He seems quite pleased. And so, verse 39, when the Pharisees who had invited him saw this, he said to himself, well, well, if this man really were a prophet, he would know who this, who and what kind of woman this is and who was touching him. She's a sinner. Jesus replied to him, Simon, I got something to say to you. By the way, there's a little prophetic irony at work here because you see what just happened? Simon just thought to himself, silently in his head, he thought if Jesus were actually a prophet, he would know what kind of woman this is and he would send her away. Jesus reads Simon's mind and diagnoses his thoughts and heart, which would be another way of indicating that he was a prophet. So I feel like he answered Simon's question pretty thoroughly there.

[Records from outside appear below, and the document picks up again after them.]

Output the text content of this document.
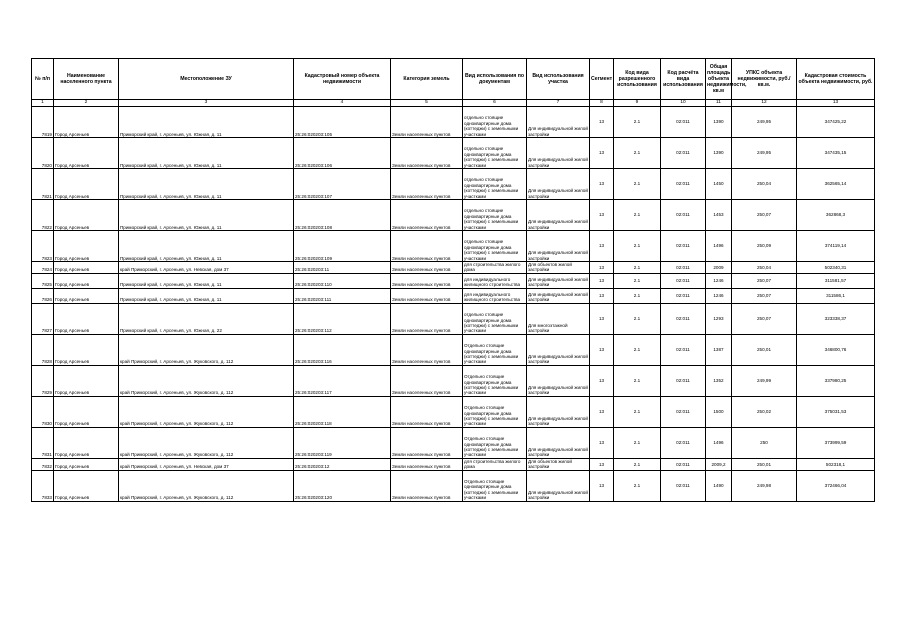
№ п/п	Наименование населенного пункта	Местоположение ЗУ	Кадастровый номер объекта недвижимости	Категория земель	Вид использования по документам	Вид использования участка	Сегмент	Код вида разрешенного использования	Код расчёта вида использования	Общая площадь объекта недвижимости, кв.м	УПКС объекта недвижимости, руб./кв.м.	Кадастровая стоимость объекта недвижимости, руб.
1	2	3	4	5	6	7	8	9	10	11	12	13
7819	Город Арсеньев	Приморский край, г. Арсеньев, ул. Южная, д. 11	25:26:020203:105	Земли населенных пунктов	отдельно стоящие одноквартирные дома (коттеджи) с земельными участками	Для индивидуальной жилой застройки	13	2.1	02:011	1390	249,95	347425,22
7820	Город Арсеньев	Приморский край, г. Арсеньев, ул. Южная, д. 11	25:26:020203:106	Земли населенных пунктов	отдельно стоящие одноквартирные дома (коттеджи) с земельными участками	Для индивидуальной жилой застройки	13	2.1	02:011	1390	249,95	347435,15
7821	Город Арсеньев	Приморский край, г. Арсеньев, ул. Южная, д. 11	25:26:020203:107	Земли населенных пунктов	отдельно стоящие одноквартирные дома (коттеджи) с земельными участками	Для индивидуальной жилой застройки	13	2.1	02:011	1450	250,04	362565,14
7822	Город Арсеньев	Приморский край, г. Арсеньев, ул. Южная, д. 11	25:26:020203:108	Земли населенных пунктов	отдельно стоящие одноквартирные дома (коттеджи) с земельными участками	Для индивидуальной жилой застройки	13	2.1	02:011	1453	250,07	362868,3
7823	Город Арсеньев	Приморский край, г. Арсеньев, ул. Южная, д. 11	25:26:020203:109	Земли населенных пунктов	отдельно стоящие одноквартирные дома (коттеджи) с земельными участками	Для индивидуальной жилой застройки	13	2.1	02:011	1496	250,09	374119,14
7824	Город Арсеньев	край Приморский, г. Арсеньев, ул. Невская, дом 37	25:26:020203:11	Земли населенных пунктов	для строительства жилого дома	Для объектов жилой застройки	13	2.1	02:011	2009	250,04	502340,31
7825	Город Арсеньев	Приморский край, г. Арсеньев, ул. Южная, д. 11	25:26:020203:110	Земли населенных пунктов	для индивидуального жилищного строительства	Для индивидуальной жилой застройки	13	2.1	02:011	1246	250,07	311581,57
7826	Город Арсеньев	Приморский край, г. Арсеньев, ул. Южная, д. 11	25:26:020203:111	Земли населенных пунктов	для индивидуального жилищного строительства	Для индивидуальной жилой застройки	13	2.1	02:011	1246	250,07	311586,1
7827	Город Арсеньев	Приморский край, г. Арсеньев, ул. Южная, д. 22	25:26:020203:112	Земли населенных пунктов	отдельно стоящие одноквартирные дома (коттеджи) с земельными участками	Для многоэтажной застройки	13	2.1	02:011	1293	250,07	323338,37
7828	Город Арсеньев	край Приморский, г. Арсеньев, ул. Жуковского, д. 112	25:26:020203:116	Земли населенных пунктов	Отдельно стоящие одноквартирные дома (коттеджи) с земельными участками	Для индивидуальной жилой застройки	13	2.1	02:011	1387	250,01	346800,76
7829	Город Арсеньев	край Приморский, г. Арсеньев, ул. Жуковского, д. 112	25:26:020203:117	Земли населенных пунктов	Отдельно стоящие одноквартирные дома (коттеджи) с земельными участками	Для индивидуальной жилой застройки	13	2.1	02:011	1352	249,99	337980,25
7830	Город Арсеньев	край Приморский, г. Арсеньев, ул. Жуковского, д. 112	25:26:020203:118	Земли населенных пунктов	Отдельно стоящие одноквартирные дома (коттеджи) с земельными участками	Для индивидуальной жилой застройки	13	2.1	02:011	1500	250,02	375031,53
7831	Город Арсеньев	край Приморский, г. Арсеньев, ул. Жуковского, д. 112	25:26:020203:119	Земли населенных пунктов	Отдельно стоящие одноквартирные дома (коттеджи) с земельными участками	Для индивидуальной жилой застройки	13	2.1	02:011	1496	250	373999,59
7832	Город Арсеньев	край Приморский, г. Арсеньев, ул. Невская, дом 37	25:26:020203:12	Земли населенных пунктов	для строительства жилого дома	Для объектов жилой застройки	13	2.1	02:011	2009,2	250,01	502318,1
7833	Город Арсеньев	край Приморский, г. Арсеньев, ул. Жуковского, д. 112	25:26:020203:120	Земли населенных пунктов	Отдельно стоящие одноквартирные дома (коттеджи) с земельными участками	Для индивидуальной жилой застройки	13	2.1	02:011	1490	249,98	372466,04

Simon said, we'll say a teacher. A creditor had two debtors. One, Jesus says, owed 500 denarii, that's about a year and a half, you know, salary, and the other 50. Since they could not pay it back, he graciously forgave them both.

So which of them will love him more? Simon answered, oh, I suppose the one who, who he forgave more seems kind of a begrudging answer, doesn't it? You have judged correctly, Jesus told him.

Turning to the woman, he said to Simon, do you see this woman? I entered your house, yet you gave me no water for my feet, but she with her tears has washed my feet and wiped them with her hair. You gave me no kiss, but she hasn't stopped kissing my feet since I came in.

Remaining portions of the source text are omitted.